Each group then posted a rebuttal, and the differences boil down to a few key points. One is a somewhat obscure methodological debate on how you measure mitochondrial changes. Gibala’s team argues that we should focus on human studies, and look for the presence of various molecules that indirectly suggest that mitochondrial content has increased. Bishop’s team, on the other hand, argues that indirect measures of mitochondria can be misleading, so we should give more weight to studies with direct measures (using a transmission electron microscope, for example), even if those studies are done in rodents rather than humans.
That’s an important point for researchers to wrestle over, of course. For the rest of us, the more interesting tussle is over what “more important” means. Bishop and his colleagues are willing to concede that higher-intensity exercise will give you a greater mitochondrial response per minute of exercise. To Gibala, this is a crucial point: in a time-pressed world, getting more fitness per minute spent working out is important to enable more people to meet their fitness goals.
But to Bishop, efficiency and effectiveness are two different things. In the context of competitive sports, the contest is to see who is fastest, not who spent the least amount of time training. Moreover, the per-minute comparison can be somewhat misleading: the “one-minute workout” that gave Gibala the title of his book is actually three times 20 seconds of hard cycling with recovery periods of two minutes of easy cycling, preceded by a warm-up and followed by a cool-down. And in a general fitness context, others have questioned whether lack of time is really a significant barrier, or whether it’s just a convenient excuse for avoiding something perceived as unpleasant.
In practice, I think the urge to crown one single variable as the most important probably isn’t very useful. It reminds of me an an example Mayo Clinic physiologist Michael Joyner sometimes cites: the final of the men’s 5,000 meters at the 1964 Tokyo Olympics. The race was won by Bob Schul, who trained pretty much exclusively with twice-a-day interval workouts. The runner-up was Harald Norpoth, who relied on well over 100 miles a week of long, slow distance. Bronze went to Bill Dellinger, who later coached at the University of Oregon and did a mix of intervals and longer, slower runs. Exactly one second separated the three men. As a bonus, also in the race was Ron Clarke, who did mostly medium-paced runs that we would now call threshold training.

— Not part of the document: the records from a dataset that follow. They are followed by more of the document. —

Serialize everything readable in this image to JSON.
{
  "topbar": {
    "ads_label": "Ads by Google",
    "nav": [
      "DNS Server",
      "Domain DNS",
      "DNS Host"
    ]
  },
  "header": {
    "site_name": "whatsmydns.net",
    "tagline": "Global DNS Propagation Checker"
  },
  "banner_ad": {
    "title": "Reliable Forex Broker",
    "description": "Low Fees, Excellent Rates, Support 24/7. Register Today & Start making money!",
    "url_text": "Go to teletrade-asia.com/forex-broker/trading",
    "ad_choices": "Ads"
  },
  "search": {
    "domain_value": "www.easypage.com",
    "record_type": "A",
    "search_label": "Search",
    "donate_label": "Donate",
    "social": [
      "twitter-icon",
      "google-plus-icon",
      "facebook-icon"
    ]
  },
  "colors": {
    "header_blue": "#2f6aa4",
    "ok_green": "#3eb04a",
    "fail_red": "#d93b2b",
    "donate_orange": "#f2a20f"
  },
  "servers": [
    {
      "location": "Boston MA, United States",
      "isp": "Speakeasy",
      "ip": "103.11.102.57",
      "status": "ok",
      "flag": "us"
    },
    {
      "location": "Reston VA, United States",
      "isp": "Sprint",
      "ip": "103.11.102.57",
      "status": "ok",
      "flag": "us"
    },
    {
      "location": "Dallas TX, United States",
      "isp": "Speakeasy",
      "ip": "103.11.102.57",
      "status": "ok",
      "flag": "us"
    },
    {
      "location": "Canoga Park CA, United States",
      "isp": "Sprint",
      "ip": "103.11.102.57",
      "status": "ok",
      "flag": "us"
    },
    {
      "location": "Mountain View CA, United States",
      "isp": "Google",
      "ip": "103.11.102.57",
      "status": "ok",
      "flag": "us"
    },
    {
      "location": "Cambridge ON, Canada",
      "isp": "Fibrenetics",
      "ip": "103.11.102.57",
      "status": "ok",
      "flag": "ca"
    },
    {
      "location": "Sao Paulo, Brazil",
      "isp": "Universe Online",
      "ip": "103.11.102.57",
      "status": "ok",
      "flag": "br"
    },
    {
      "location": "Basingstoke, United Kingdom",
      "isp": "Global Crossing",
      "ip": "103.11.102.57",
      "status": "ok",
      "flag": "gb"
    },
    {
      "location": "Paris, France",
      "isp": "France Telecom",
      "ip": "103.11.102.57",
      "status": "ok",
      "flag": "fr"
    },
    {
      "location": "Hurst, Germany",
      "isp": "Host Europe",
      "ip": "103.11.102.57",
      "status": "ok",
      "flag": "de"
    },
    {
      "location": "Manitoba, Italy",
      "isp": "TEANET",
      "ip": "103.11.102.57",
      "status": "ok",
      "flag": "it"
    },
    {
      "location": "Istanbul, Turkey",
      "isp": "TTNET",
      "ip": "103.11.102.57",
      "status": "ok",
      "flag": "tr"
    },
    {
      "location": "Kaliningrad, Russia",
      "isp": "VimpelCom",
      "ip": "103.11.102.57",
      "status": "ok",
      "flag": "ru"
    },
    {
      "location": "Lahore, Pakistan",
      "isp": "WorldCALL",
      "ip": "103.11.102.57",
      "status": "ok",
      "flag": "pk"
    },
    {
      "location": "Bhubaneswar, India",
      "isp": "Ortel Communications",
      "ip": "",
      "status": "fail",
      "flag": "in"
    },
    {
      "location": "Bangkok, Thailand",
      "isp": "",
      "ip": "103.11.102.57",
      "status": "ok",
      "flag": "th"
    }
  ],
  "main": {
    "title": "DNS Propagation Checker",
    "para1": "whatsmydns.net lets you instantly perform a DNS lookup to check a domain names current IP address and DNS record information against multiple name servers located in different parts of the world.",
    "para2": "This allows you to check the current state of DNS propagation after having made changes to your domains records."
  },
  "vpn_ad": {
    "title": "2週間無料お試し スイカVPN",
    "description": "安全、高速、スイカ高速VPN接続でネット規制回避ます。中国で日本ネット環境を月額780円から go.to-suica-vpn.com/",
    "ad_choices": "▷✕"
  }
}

One lesson to take from that race is that there are many roads leading to the same podium. Gibala’s and Bishop’s groups agree that intensity and volume are both effective at triggering mitochondrial adaptations and improving endurance. Which one you see as most important probably depends on your goals (winning races, improving health) and personal preferences. Some people love long, relaxed runs, rides, or hikes; others love the adrenaline of pushing hard, or simply want to get it over with. At the high end, if you push either intensity or volume to sufficient extremes, Joyner suggests, you can probably more or less max out the physiological adaptations you’re capable of getting with either approach.
To me, it’s telling that the athlete from that 1964 race whose training most resembles what modern athletes have chosen to do is Dellinger, who did a bit of everything. As the Gibala-Bishop debate illustrates, there are physiological arguments supporting both volume and intensity. But doing the same thing over and over again will eventually produce diminishing returns—or drive you nuts. If you’re going to look beyond studies that last only a few weeks or months and ask what training variable is the most important for sustaining a lifelong commitment to fitness, then I’d put in a vote for “all of the above.”